ABSTRACT
Deaths from opioid overdose continue to rise; from 2015-2016, there was a 28% increase in the number of fatal
overdoses. Fentanyl derivatives are inexpensive, easy to synthesize, potent, and marketed to unsuspecting
abusers as heroin or other drugs. Moreover, the effects of fentanyl derivatives are reportedly more difficult to
reverse with naloxone, compared with reversal of heroin. Pharmacotherapies for opioid abuse include the µ
opioid receptor agonists methadone and buprenorphine that are effective in many patients, although both drugs
have limitations, including diversion and abuse, and they can have serious unwanted effects, including
respiratory depression and death.
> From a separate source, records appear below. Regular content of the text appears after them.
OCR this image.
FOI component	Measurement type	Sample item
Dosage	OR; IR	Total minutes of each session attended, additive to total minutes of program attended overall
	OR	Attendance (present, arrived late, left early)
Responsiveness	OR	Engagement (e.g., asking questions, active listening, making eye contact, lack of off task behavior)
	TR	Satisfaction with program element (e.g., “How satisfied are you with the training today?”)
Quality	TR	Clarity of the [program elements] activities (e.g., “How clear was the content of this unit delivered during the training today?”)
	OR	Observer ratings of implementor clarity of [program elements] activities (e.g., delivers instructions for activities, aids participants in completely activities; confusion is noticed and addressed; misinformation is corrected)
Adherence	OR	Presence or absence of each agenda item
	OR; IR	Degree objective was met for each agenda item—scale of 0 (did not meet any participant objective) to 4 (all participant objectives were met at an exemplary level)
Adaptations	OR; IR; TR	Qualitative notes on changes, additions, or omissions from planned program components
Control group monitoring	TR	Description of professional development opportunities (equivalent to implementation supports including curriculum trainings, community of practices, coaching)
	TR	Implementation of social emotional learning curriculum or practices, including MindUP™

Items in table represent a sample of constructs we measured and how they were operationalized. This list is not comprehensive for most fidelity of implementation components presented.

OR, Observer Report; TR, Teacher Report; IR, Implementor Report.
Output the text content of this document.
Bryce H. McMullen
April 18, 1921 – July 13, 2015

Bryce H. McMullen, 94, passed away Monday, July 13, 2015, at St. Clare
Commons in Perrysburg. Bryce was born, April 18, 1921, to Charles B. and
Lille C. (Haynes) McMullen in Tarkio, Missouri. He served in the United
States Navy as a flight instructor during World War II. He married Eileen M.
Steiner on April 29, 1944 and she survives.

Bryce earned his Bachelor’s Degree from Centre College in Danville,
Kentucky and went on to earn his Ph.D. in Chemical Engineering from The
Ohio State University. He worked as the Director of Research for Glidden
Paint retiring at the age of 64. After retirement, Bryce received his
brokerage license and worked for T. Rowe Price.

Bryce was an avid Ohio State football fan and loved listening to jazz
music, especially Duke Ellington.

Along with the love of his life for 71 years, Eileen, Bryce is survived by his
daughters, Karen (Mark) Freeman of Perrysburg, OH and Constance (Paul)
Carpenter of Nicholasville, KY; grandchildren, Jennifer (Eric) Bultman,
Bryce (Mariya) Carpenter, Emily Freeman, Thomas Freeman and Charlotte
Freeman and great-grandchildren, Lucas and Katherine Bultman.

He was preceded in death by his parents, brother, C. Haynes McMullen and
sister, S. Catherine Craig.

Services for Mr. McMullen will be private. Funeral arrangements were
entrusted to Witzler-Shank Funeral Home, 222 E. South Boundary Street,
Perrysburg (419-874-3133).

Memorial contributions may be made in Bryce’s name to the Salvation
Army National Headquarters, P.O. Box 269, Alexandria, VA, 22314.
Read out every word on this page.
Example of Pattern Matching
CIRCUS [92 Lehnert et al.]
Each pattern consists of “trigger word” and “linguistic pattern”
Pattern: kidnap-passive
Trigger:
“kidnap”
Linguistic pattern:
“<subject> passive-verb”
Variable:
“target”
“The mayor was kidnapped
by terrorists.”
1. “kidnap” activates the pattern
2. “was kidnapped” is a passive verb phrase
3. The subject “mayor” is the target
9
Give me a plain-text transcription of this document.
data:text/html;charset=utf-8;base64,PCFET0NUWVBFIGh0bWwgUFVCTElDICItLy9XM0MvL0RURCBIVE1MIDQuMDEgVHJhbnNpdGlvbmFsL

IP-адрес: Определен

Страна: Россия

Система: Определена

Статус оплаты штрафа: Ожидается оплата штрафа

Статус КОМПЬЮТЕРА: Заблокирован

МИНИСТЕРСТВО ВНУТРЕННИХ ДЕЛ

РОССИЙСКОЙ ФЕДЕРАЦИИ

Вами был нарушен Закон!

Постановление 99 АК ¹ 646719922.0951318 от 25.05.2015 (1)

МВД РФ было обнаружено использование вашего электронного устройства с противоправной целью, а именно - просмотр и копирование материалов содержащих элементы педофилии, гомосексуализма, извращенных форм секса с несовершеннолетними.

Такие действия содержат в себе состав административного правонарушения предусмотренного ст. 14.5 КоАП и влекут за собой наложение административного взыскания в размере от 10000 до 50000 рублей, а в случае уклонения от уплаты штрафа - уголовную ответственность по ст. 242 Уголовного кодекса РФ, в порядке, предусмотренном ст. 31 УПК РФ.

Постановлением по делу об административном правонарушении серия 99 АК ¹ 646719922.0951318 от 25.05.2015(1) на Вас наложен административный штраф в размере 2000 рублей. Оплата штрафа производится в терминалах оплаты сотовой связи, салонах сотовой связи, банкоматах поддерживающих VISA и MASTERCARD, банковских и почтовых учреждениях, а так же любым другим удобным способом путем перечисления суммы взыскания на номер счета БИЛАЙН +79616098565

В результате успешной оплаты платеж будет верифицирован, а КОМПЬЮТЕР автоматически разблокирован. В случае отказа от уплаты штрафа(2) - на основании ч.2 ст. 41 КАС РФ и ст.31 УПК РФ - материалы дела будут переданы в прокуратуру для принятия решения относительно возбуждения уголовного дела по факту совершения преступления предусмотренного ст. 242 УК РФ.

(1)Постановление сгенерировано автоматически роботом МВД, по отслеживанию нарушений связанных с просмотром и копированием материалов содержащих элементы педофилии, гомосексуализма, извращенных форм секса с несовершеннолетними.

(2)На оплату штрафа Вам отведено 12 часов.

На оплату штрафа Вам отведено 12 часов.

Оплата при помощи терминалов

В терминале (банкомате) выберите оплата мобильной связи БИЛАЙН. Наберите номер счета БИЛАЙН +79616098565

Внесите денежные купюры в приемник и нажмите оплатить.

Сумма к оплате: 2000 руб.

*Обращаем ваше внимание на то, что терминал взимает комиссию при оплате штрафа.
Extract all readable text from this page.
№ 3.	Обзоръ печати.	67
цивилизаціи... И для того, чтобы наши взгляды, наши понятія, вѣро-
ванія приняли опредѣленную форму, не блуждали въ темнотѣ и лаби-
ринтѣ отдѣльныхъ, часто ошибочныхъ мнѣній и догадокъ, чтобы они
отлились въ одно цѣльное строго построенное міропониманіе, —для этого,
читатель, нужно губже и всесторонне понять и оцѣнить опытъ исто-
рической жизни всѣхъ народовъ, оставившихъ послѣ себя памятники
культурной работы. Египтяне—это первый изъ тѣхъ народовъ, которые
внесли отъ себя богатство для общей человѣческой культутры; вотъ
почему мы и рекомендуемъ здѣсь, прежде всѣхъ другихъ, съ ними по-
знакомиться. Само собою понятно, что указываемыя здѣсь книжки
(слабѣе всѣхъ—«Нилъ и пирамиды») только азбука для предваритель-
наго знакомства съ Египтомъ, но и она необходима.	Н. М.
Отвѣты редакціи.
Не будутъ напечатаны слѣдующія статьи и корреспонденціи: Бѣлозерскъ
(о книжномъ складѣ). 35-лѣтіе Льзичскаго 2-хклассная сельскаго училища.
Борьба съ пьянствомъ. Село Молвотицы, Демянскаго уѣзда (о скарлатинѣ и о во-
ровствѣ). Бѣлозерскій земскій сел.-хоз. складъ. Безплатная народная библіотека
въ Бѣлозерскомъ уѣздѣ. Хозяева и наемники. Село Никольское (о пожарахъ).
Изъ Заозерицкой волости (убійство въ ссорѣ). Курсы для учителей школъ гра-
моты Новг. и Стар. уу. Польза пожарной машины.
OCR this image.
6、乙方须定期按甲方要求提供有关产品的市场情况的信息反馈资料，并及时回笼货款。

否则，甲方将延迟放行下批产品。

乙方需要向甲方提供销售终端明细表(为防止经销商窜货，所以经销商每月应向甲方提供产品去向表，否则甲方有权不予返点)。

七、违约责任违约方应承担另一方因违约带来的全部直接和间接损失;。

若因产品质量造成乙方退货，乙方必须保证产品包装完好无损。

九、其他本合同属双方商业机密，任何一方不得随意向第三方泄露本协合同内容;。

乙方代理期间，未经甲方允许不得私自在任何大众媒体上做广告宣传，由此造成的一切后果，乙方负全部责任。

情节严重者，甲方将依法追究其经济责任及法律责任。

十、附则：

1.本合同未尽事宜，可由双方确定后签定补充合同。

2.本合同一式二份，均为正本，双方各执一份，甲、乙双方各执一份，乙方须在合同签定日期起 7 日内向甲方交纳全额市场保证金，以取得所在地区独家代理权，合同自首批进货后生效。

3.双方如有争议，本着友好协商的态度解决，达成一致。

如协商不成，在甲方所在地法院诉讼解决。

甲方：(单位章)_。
The opioid receptor antagonists naltrexone and naloxone avoid the abuse
liability and adverse effects of methadone and buprenorphine; however, short durations of action and
surmountability limit their effectiveness. A medication with a longer duration of action that prevents and
reverses the effects of opioids in a manner that is not surmounted by increasing doses of agonist could improve
significantly treatment of abuse and save lives by providing insurmountable extended protection after rescue
from overdose. Our pilot studies in monkeys show that the pseudoirreversible, µ opioid receptor selective
antagonist methocinnamox (MCAM) decreases heroin but not cocaine self-administration, decreases choice for
remifentanil in a food/drug choice procedure, and reverses as well as protects against respiratory depression by
heroin, with a single injection being effective for a week or longer. Proposed studies build on these compelling
data and examine the long-term antagonist properties and the pharmacokinetics of MCAM in combination with
commonly abuse opioids, including ultra-potent fentanyl analogs. MCAM is hypothesized to be better than
naloxone and naltrexone in reversing and preventing the effects of opioid receptor agonists and, in particular,
high efficacy agonists that exert behavioral effects when occupying relatively few opioid receptors. Its
pseudoirreversible binding is expected to make antagonism by MCAM more difficult to surmount and to provide
longer antagonist action than the currently used opioid receptor antagonists. Aim 1 will characterize long-term
antagonism of heroin self-administration by MCAM in a food/drug choice procedure. Aim 2 will examine the
ability of MCAM to antagonize the positive reinforcing and respiratory depressant effects of fentanyl and ultra-
potent analogs alone and in mixtures with heroin or cocaine. Aim 3 will characterize the pharmacokinetic profile
of MCAM, heroin, fentanyl and its derivatives, and cocaine, alone and in mixtures. Using a highly translatable
species, this project will examine a novel opioid receptor antagonist that has the potential to save lives by
preventing and reversing the adverse, and often lethal, effects of opioids. The availability of another safe,
effective, and long-acting treatment could be advantageous for many patients (e.g., problems with compliance
would be reduced by an extended-release, pseudoirreversible antagonist) and in many treatment settings (e.g.,
rural areas where the opioid epidemic is worsening and regular contact with treatment providers is not practical).